From The Pacific Standard:

Forests store vast quantities of carbon and play a huge role in the world’s carbon cycle—as well as in human hopes of mitigating global warming. Tropical rainforests, the revered “lungs of the planet,” were once thought to take the cake when it comes to carbon sequestration. But a new study adds to a growing body of evidence that other types of forest may actually be better at sucking CO2 out of the atmosphere. Specifically it finds that young temperate forests may be more effective carbon sinks than are old rainforests.

Researchers at the Birmingham Institute of Forest Research (BIFoR) in the United Kingdom modeled carbon storage in old-growth and regrown forests between 1981 and 2010 using recent data on forest ages as well as the latest global land cover change data set produced by the University of Maryland. Their results, published recently in Proceedings of the National Academy of Sciences, reveal that intact, old-growth forests sequestered 950 million to 1.11 billion metric tons of carbon per year while younger forests—those that have been growing less than 140 years—stored between 1.17 and 1.66 billion metric tons per year. …

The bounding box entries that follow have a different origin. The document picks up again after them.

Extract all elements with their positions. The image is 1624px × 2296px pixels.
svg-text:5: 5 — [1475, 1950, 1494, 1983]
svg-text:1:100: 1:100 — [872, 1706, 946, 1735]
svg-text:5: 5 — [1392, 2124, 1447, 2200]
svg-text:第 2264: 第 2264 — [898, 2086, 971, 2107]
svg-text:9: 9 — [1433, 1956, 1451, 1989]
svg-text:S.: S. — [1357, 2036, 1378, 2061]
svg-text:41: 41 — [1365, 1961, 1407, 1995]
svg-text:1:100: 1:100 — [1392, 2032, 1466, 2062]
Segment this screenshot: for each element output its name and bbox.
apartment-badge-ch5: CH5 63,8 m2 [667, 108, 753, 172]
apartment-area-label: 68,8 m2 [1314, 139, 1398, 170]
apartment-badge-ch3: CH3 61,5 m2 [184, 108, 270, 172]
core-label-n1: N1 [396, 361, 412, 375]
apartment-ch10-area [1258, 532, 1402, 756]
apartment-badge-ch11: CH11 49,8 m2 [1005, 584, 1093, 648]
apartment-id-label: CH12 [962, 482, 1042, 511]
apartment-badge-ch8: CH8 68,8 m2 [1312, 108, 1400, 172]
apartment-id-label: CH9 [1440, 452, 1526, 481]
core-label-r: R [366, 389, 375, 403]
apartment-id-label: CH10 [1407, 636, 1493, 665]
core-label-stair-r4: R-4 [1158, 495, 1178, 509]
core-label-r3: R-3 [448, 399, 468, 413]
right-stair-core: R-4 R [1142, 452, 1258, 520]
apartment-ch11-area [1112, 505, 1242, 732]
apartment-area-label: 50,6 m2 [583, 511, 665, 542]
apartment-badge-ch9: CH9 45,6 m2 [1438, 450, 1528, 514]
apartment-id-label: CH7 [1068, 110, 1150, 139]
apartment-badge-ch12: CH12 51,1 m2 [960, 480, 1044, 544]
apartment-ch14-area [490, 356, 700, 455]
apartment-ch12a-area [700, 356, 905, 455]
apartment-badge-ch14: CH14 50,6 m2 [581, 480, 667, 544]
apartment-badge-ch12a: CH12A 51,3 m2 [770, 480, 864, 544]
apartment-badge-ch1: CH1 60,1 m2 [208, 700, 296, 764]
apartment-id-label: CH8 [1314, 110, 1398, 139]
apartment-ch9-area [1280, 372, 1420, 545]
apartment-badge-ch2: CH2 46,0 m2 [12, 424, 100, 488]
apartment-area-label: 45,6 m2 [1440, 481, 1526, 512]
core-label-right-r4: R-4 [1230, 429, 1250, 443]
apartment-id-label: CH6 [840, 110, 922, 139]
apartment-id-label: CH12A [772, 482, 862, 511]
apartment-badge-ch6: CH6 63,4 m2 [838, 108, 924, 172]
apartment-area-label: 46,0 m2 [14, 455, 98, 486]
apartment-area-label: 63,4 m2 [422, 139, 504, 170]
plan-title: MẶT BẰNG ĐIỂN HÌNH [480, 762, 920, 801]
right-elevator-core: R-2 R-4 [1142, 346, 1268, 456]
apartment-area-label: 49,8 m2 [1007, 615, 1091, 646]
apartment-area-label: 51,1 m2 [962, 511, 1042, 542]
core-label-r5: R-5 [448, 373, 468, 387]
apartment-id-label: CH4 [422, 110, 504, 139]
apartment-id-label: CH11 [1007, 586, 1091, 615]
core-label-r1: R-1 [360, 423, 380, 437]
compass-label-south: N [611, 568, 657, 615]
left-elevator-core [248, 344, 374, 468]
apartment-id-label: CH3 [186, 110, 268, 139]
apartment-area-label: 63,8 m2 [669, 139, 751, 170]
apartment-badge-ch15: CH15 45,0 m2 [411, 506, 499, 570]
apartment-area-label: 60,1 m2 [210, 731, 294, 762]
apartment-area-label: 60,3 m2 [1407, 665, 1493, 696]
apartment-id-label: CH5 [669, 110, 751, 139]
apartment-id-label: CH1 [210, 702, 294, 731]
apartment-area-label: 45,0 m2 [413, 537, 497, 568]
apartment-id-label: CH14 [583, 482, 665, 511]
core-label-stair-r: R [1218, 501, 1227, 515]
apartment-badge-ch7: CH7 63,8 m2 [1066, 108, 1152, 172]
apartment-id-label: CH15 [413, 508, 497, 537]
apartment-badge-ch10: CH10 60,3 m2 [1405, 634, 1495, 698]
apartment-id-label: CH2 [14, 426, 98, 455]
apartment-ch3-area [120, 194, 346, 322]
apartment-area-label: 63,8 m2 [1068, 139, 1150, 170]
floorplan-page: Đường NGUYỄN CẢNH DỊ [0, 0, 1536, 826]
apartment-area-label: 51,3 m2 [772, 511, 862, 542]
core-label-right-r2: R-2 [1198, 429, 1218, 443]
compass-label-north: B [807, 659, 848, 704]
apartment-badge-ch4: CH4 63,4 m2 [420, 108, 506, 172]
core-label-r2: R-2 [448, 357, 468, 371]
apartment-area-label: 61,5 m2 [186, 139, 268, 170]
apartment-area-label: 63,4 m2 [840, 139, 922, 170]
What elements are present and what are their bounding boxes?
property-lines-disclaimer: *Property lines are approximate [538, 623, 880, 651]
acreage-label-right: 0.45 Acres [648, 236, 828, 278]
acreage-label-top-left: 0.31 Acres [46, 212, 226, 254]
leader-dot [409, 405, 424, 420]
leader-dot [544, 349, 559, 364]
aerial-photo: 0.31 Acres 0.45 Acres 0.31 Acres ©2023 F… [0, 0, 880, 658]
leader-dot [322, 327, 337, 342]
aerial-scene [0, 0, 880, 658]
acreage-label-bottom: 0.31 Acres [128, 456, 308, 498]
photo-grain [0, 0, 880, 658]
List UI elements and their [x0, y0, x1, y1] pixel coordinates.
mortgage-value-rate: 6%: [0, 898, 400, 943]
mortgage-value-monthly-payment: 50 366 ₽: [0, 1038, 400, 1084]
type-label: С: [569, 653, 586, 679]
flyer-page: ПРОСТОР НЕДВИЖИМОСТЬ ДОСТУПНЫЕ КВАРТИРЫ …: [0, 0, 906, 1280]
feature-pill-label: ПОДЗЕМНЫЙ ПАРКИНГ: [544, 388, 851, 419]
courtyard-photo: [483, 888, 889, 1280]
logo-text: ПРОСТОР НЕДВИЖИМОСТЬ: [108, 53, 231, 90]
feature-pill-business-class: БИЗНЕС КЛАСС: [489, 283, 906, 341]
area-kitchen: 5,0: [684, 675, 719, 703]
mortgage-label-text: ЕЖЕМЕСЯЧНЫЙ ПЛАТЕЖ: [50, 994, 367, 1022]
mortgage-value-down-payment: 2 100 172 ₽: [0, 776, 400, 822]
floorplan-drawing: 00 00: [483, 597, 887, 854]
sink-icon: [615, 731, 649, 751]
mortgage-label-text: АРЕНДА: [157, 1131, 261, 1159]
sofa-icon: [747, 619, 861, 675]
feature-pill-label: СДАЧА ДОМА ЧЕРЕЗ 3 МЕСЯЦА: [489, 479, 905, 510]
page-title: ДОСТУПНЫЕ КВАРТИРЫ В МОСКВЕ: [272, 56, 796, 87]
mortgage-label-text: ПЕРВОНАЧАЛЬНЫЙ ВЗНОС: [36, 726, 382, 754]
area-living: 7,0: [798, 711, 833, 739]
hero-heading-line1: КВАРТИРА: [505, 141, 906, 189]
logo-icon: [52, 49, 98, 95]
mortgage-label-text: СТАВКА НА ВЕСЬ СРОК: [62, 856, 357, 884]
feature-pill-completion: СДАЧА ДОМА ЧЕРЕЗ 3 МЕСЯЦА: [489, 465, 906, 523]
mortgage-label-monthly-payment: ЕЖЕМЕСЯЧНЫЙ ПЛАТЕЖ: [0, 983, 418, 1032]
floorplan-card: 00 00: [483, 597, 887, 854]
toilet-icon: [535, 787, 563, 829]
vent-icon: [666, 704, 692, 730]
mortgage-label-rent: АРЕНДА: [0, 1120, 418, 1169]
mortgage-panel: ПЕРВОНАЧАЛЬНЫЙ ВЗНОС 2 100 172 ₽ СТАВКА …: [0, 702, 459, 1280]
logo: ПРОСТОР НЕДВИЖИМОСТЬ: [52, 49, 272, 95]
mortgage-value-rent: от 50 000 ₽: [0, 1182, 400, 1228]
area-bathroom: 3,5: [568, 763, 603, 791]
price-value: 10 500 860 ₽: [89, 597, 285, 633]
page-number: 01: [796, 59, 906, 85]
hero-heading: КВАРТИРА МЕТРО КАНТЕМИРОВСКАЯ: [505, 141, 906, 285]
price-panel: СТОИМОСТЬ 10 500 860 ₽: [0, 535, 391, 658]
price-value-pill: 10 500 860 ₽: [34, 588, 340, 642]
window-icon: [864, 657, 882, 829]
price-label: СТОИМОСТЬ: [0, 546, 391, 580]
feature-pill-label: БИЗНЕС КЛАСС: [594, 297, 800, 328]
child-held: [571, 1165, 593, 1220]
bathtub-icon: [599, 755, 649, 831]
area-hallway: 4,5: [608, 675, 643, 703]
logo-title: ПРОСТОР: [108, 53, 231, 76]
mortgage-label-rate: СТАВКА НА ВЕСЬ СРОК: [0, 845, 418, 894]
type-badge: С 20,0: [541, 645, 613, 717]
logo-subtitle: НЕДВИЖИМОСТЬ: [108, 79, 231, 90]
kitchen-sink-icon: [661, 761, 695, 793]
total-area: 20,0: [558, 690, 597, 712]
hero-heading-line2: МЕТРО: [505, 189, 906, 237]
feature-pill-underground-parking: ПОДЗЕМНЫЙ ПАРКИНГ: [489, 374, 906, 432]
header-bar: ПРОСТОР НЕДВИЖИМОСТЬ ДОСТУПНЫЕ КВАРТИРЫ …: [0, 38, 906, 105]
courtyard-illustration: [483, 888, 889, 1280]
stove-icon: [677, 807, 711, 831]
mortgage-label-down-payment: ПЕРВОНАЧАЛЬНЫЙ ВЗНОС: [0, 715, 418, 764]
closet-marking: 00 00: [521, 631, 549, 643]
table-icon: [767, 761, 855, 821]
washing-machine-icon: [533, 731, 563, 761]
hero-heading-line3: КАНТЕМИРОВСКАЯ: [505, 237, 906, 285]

But why are younger forests better at storing carbon? One reason, the researchers write, may be that newly deforested areas are open and sunny and are easily recolonized by fast-growing species. These plants are able to extract carbon from the air and incorporate it into their biomass more quickly than mature trees that must contend with more neighbors and less sunlight. …

In addition to modeling the past, the BIFoR researchers also looked at the future. They estimate that, under a business-as-usual scenario, forest regrowth stands to capture around 50 billion metric tons of carbon. This potential, they write, will be split fairly evenly between the tropics and temperate areas.